7. D’autre part, la notice descriptive prévoit, parmi les ouvrages à réaliser, la construction d’un tablier supporté en phase provisoire par un rideau de palplanches et impose que la rigidité de ce rideau soit suffisante de sorte à ne pas dépasser un seuil de déformation de 12 mm afin de ne pas causer de défaut de géométrie de la voie ferrée. De plus, en application des articles 4.4.2 et 4.4.10 de la notice IN 0033, intitulée « Règles de conception, réalisation et contrôle concernant les ouvrages provisoires et les opérations de construction », qui fait partie des pièces contractuelles en application de l’article 4.2 du cahier des prescriptions spéciales, l’entreprise doit mettre en place un suivi journalier des déplacements du rideau de palplanches, pendant la construction du blindage, au moyen de repères, avec une précision des mesures de 1 mm. Enfin, le bordereau de prix type IN 02532, intitulé « Ouvrage d’art, ouvrages en terre, hydraulique, terrassement et travaux d’environnement », qui fait partie des pièces contractuelles en application de l’article 4.2 du cahier des prescriptions spéciales, prévoit que le prix 30B22 332 00 – Paroi de soutènement en palplanches « rémunère la constitution d’une paroi de soutènement en palplanches » et « comprend (…) le suivi éventuel des déplacements de la paroi conformément au marché par tout moyen y compris fourniture et mise en place du matériel nécessaire ». Ce prix est repris dans le détail estimatif et fixé au montant de 917, 77 euros par mètre carré.

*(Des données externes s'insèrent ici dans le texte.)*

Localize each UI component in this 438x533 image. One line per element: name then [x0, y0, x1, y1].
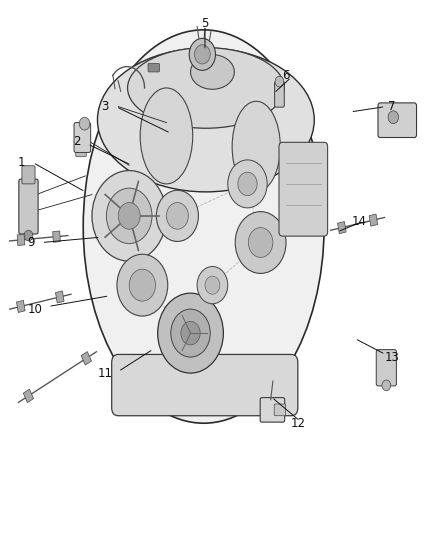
- Text: 10: 10: [28, 303, 42, 316]
- Circle shape: [156, 190, 198, 241]
- Circle shape: [228, 160, 267, 208]
- Text: 14: 14: [352, 215, 367, 228]
- Text: 9: 9: [27, 236, 35, 249]
- Circle shape: [238, 172, 257, 196]
- FancyBboxPatch shape: [279, 142, 328, 236]
- Polygon shape: [23, 389, 34, 402]
- FancyBboxPatch shape: [112, 354, 298, 416]
- Circle shape: [106, 188, 152, 244]
- Text: 7: 7: [388, 100, 396, 113]
- Polygon shape: [369, 214, 378, 226]
- Circle shape: [248, 228, 273, 257]
- Polygon shape: [17, 234, 25, 246]
- FancyBboxPatch shape: [275, 82, 284, 107]
- Circle shape: [24, 230, 33, 241]
- Text: 1: 1: [17, 156, 25, 169]
- Text: 2: 2: [73, 135, 81, 148]
- Circle shape: [118, 203, 140, 229]
- Circle shape: [205, 276, 220, 294]
- Circle shape: [189, 38, 215, 70]
- Text: 12: 12: [290, 417, 305, 430]
- FancyBboxPatch shape: [148, 63, 159, 72]
- FancyBboxPatch shape: [22, 166, 35, 184]
- FancyBboxPatch shape: [274, 404, 286, 416]
- Text: 11: 11: [98, 367, 113, 379]
- Circle shape: [92, 171, 166, 261]
- Polygon shape: [81, 352, 92, 365]
- Circle shape: [171, 309, 210, 357]
- Circle shape: [388, 111, 399, 124]
- FancyBboxPatch shape: [376, 350, 396, 386]
- Text: 5: 5: [201, 18, 208, 30]
- Circle shape: [158, 293, 223, 373]
- Polygon shape: [17, 301, 25, 312]
- Circle shape: [181, 321, 200, 345]
- Polygon shape: [56, 291, 64, 303]
- FancyBboxPatch shape: [76, 148, 86, 157]
- Ellipse shape: [140, 88, 193, 184]
- Circle shape: [129, 269, 155, 301]
- Circle shape: [197, 266, 228, 304]
- Text: 3: 3: [102, 100, 109, 113]
- Ellipse shape: [83, 30, 324, 423]
- Text: 13: 13: [385, 351, 399, 364]
- FancyBboxPatch shape: [19, 179, 38, 234]
- FancyBboxPatch shape: [74, 123, 91, 152]
- Ellipse shape: [232, 101, 280, 192]
- Circle shape: [194, 45, 210, 64]
- Ellipse shape: [97, 48, 314, 192]
- Ellipse shape: [191, 55, 234, 89]
- Circle shape: [382, 380, 391, 391]
- Ellipse shape: [127, 47, 284, 128]
- Circle shape: [117, 254, 168, 316]
- Circle shape: [79, 117, 90, 130]
- Circle shape: [235, 212, 286, 273]
- FancyBboxPatch shape: [260, 398, 285, 422]
- Circle shape: [275, 76, 284, 87]
- FancyBboxPatch shape: [378, 103, 417, 138]
- Circle shape: [166, 203, 188, 229]
- Polygon shape: [53, 231, 60, 243]
- Text: 6: 6: [282, 69, 290, 82]
- Polygon shape: [338, 222, 346, 233]
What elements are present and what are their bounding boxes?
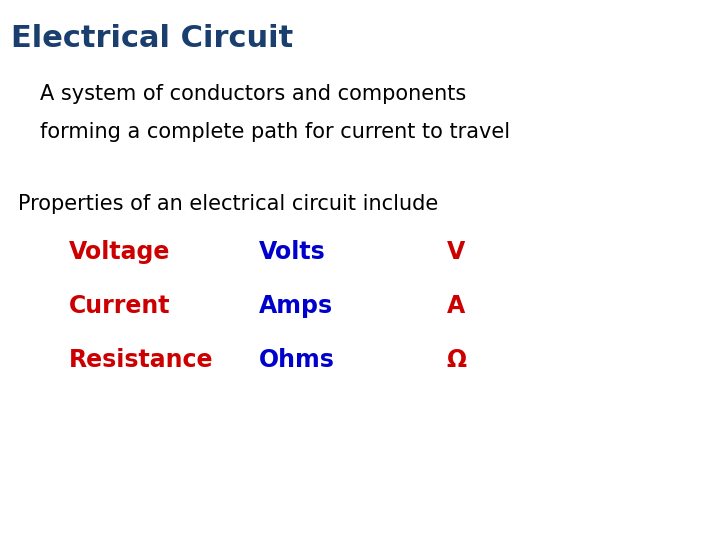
Text: Volts: Volts: [259, 240, 326, 264]
Text: Electrical Circuit: Electrical Circuit: [11, 24, 293, 53]
Text: Ohms: Ohms: [259, 348, 335, 372]
Text: A: A: [446, 294, 464, 318]
Text: Amps: Amps: [259, 294, 333, 318]
Text: forming a complete path for current to travel: forming a complete path for current to t…: [40, 122, 510, 141]
Text: Voltage: Voltage: [68, 240, 170, 264]
Text: Properties of an electrical circuit include: Properties of an electrical circuit incl…: [18, 194, 438, 214]
Text: Current: Current: [68, 294, 170, 318]
Text: A system of conductors and components: A system of conductors and components: [40, 84, 466, 104]
Text: V: V: [446, 240, 464, 264]
Text: Resistance: Resistance: [68, 348, 213, 372]
Text: Ω: Ω: [446, 348, 467, 372]
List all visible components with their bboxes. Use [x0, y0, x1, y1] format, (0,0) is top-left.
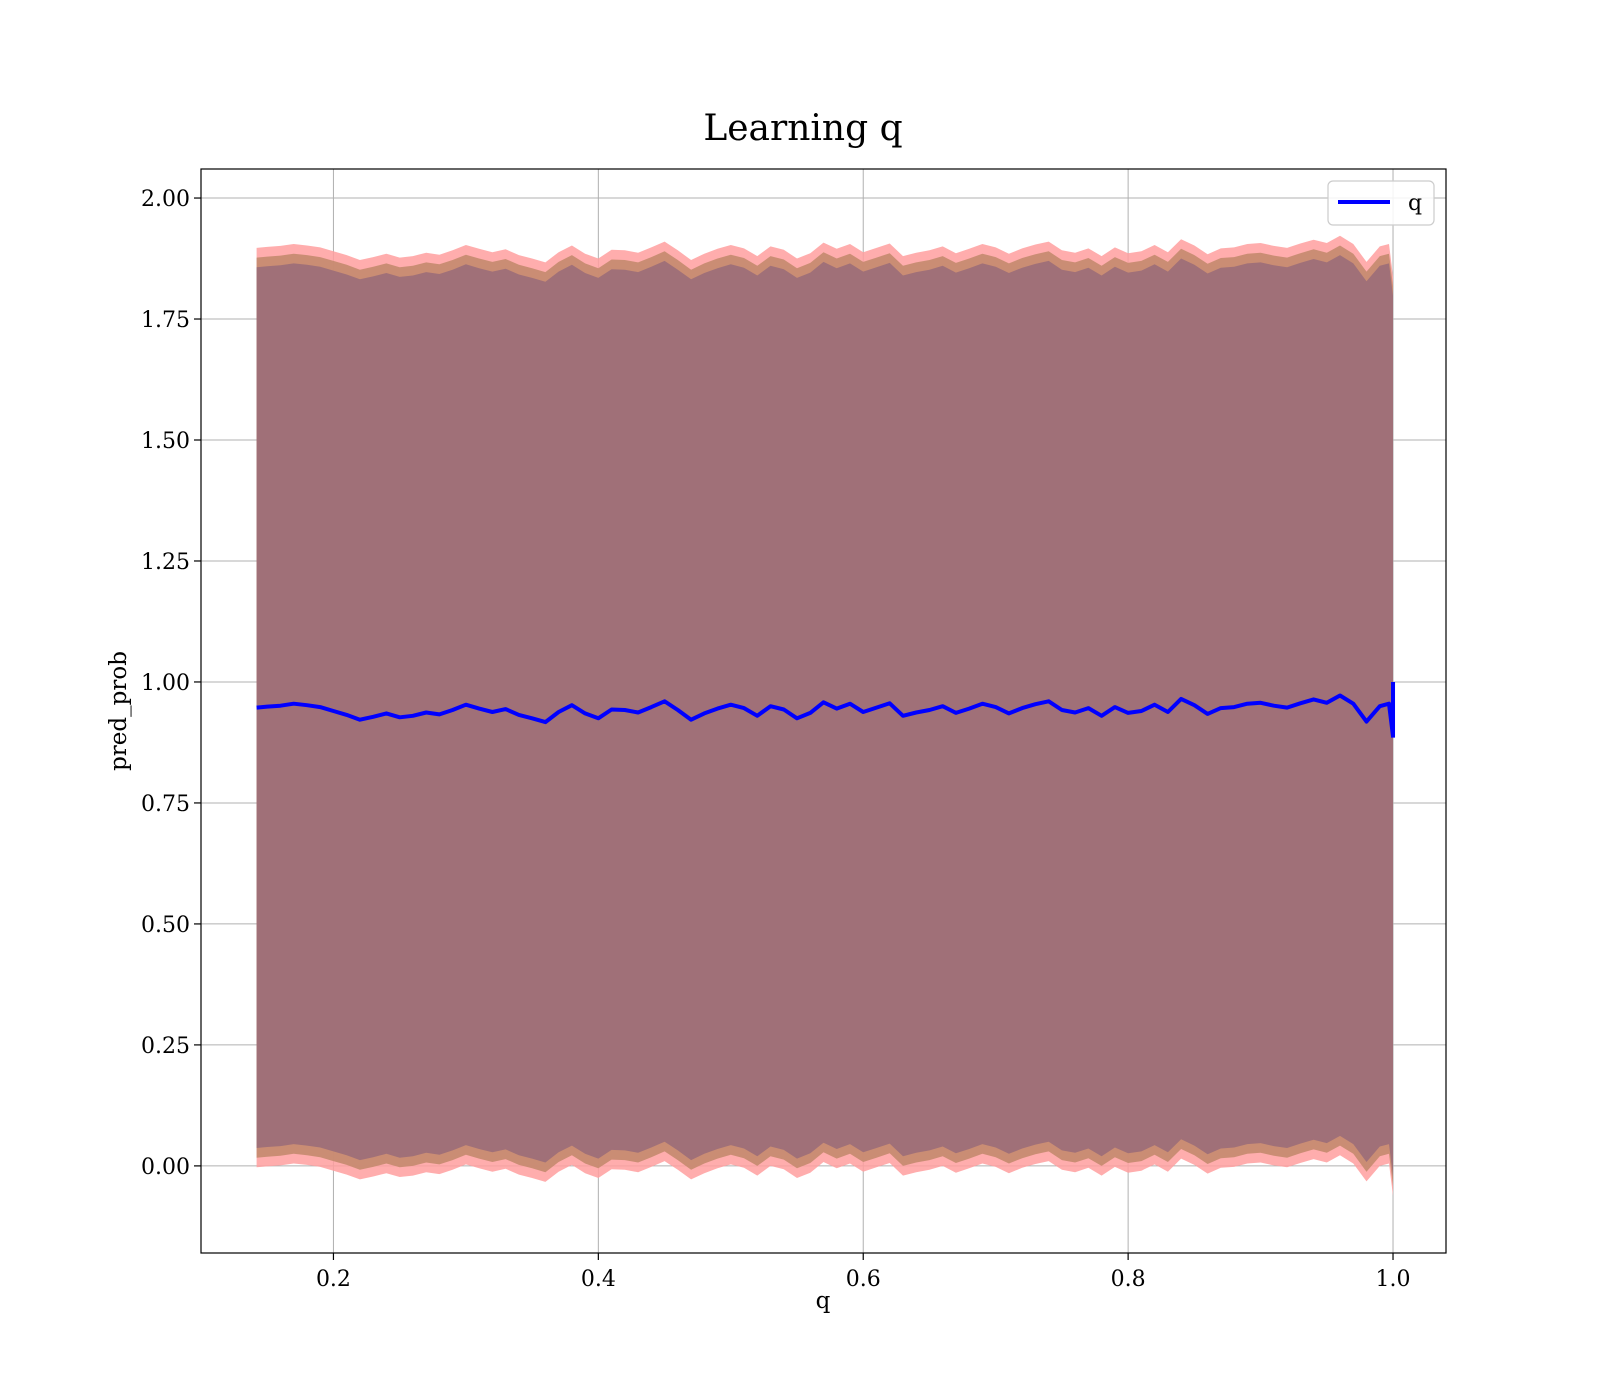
x-tick-label: 0.6 — [846, 1267, 881, 1292]
axis-ticks: 0.2 0.4 0.6 0.8 1.0 0.00 0.25 0.50 0.75 1.00 1.25 1… — [141, 187, 1411, 1292]
y-tick-label: 0.00 — [141, 1155, 190, 1180]
inner-band — [256, 255, 1394, 1177]
series-line-group — [256, 681, 1396, 738]
chart-title: Learning q — [703, 108, 902, 149]
y-tick-label: 0.50 — [141, 913, 190, 938]
y-tick-label: 0.75 — [141, 792, 190, 817]
confidence-band — [256, 235, 1394, 1196]
plot-frame — [200, 168, 1447, 1254]
x-tick-label: 1.0 — [1376, 1267, 1411, 1292]
y-tick-label: 0.25 — [141, 1034, 190, 1059]
y-axis-label: pred_prob — [106, 651, 132, 771]
y-tick-label: 1.50 — [141, 429, 190, 454]
series-line-q — [256, 693, 1395, 737]
x-tick-label: 0.4 — [581, 1267, 616, 1292]
legend: q — [1327, 180, 1435, 226]
legend-label-q: q — [1408, 191, 1422, 216]
y-tick-label: 1.25 — [141, 550, 190, 575]
y-tick-label: 1.00 — [141, 671, 190, 696]
y-tick-label: 1.75 — [141, 308, 190, 333]
y-tick-label: 2.00 — [141, 187, 190, 212]
x-tick-label: 0.8 — [1111, 1267, 1146, 1292]
x-tick-label: 0.2 — [316, 1267, 351, 1292]
x-axis-label: q — [816, 1288, 831, 1314]
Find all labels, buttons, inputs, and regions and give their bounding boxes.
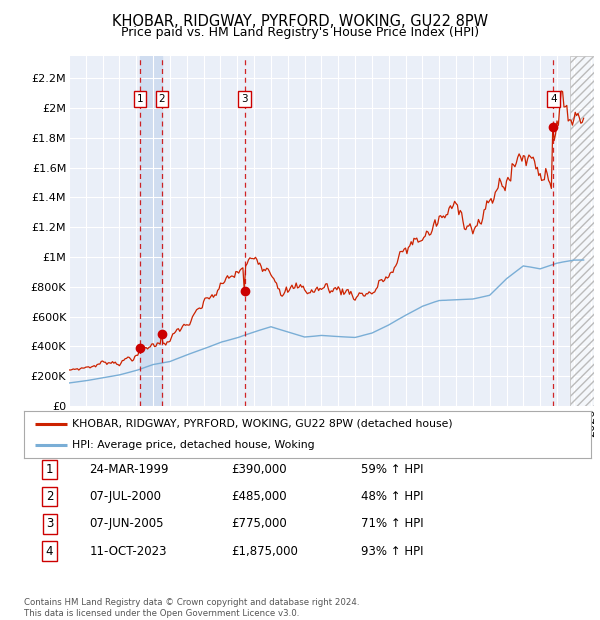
Text: 4: 4 xyxy=(46,545,53,557)
Text: £485,000: £485,000 xyxy=(231,490,287,503)
Text: 3: 3 xyxy=(241,94,248,104)
Text: 3: 3 xyxy=(46,518,53,530)
Text: 2: 2 xyxy=(46,490,53,503)
Text: 93% ↑ HPI: 93% ↑ HPI xyxy=(361,545,424,557)
Text: £1,875,000: £1,875,000 xyxy=(231,545,298,557)
Text: 71% ↑ HPI: 71% ↑ HPI xyxy=(361,518,424,530)
Text: £390,000: £390,000 xyxy=(231,463,287,476)
Text: 11-OCT-2023: 11-OCT-2023 xyxy=(89,545,167,557)
Text: KHOBAR, RIDGWAY, PYRFORD, WOKING, GU22 8PW: KHOBAR, RIDGWAY, PYRFORD, WOKING, GU22 8… xyxy=(112,14,488,29)
Text: 07-JUL-2000: 07-JUL-2000 xyxy=(89,490,161,503)
Text: HPI: Average price, detached house, Woking: HPI: Average price, detached house, Woki… xyxy=(72,440,315,450)
Bar xyxy=(569,56,600,406)
Text: 07-JUN-2005: 07-JUN-2005 xyxy=(89,518,164,530)
Text: KHOBAR, RIDGWAY, PYRFORD, WOKING, GU22 8PW (detached house): KHOBAR, RIDGWAY, PYRFORD, WOKING, GU22 8… xyxy=(72,418,453,428)
Text: Contains HM Land Registry data © Crown copyright and database right 2024.
This d: Contains HM Land Registry data © Crown c… xyxy=(24,598,359,618)
Bar xyxy=(140,56,162,406)
Text: 59% ↑ HPI: 59% ↑ HPI xyxy=(361,463,424,476)
Text: £775,000: £775,000 xyxy=(231,518,287,530)
Text: 2: 2 xyxy=(158,94,165,104)
Bar xyxy=(569,56,600,406)
Text: 1: 1 xyxy=(137,94,143,104)
Text: 1: 1 xyxy=(46,463,53,476)
Text: Price paid vs. HM Land Registry's House Price Index (HPI): Price paid vs. HM Land Registry's House … xyxy=(121,26,479,39)
Text: 24-MAR-1999: 24-MAR-1999 xyxy=(89,463,169,476)
Text: 48% ↑ HPI: 48% ↑ HPI xyxy=(361,490,424,503)
Text: 4: 4 xyxy=(550,94,557,104)
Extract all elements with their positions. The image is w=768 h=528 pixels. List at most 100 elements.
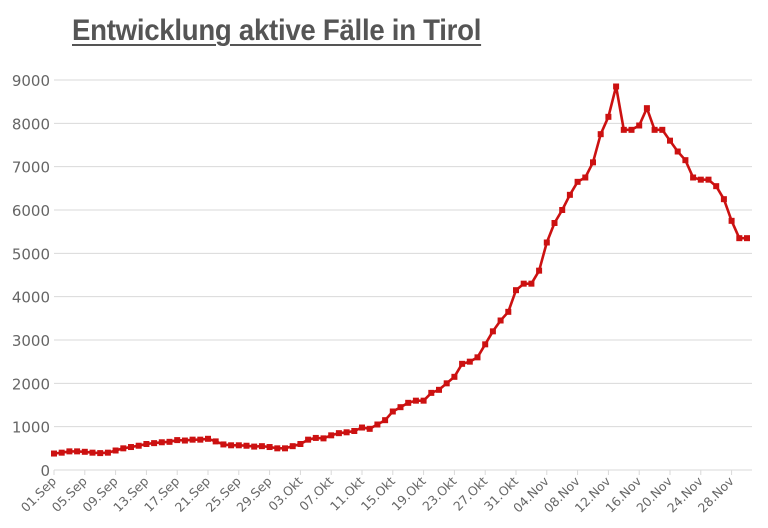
- data-point-marker: [551, 220, 558, 226]
- gridlines: [54, 79, 752, 471]
- data-point-marker: [744, 235, 750, 242]
- data-point-marker: [428, 389, 435, 396]
- y-tick-label: 4000: [12, 289, 50, 307]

8. La société Eiffage Génie Civil demande le versement d’une indemnité complémentaire de 44 800 euros au titre de la mise en place d’un système de surveillance automatisée des palplanches, qui n’aurait pas été prévu par le marché. Or il résulte des stipulations contractuelles précitées ci-dessus aux points 6 et 7 que la prestation de surveillance des palplanches et sa rémunération étaient prévues par le marché. Il ne résulte pas de l’instruction que SNCF Réseau a imposé à la requérante la mise en place d’un système de surveillance automatisée. Par l’ordre de service n°4 du 28 mars 2018, produit pour la première fois en appel, elle s’est bornée à accepter de lui verser, en plus de la rémunération déjà prévue par le marché, une indemnité de 11 200 euros hors taxe, qu’elle a ensuite reprise dans le décompte général du marché, pour « l’auscultation topographique automatisée des palplanches sous ouvrage, nécessaire au regard de l’IN 0033 ». Par suite, la société Eiffage Génie Civil n’est pas fondée à demander une indemnité supplémentaire à ce titre.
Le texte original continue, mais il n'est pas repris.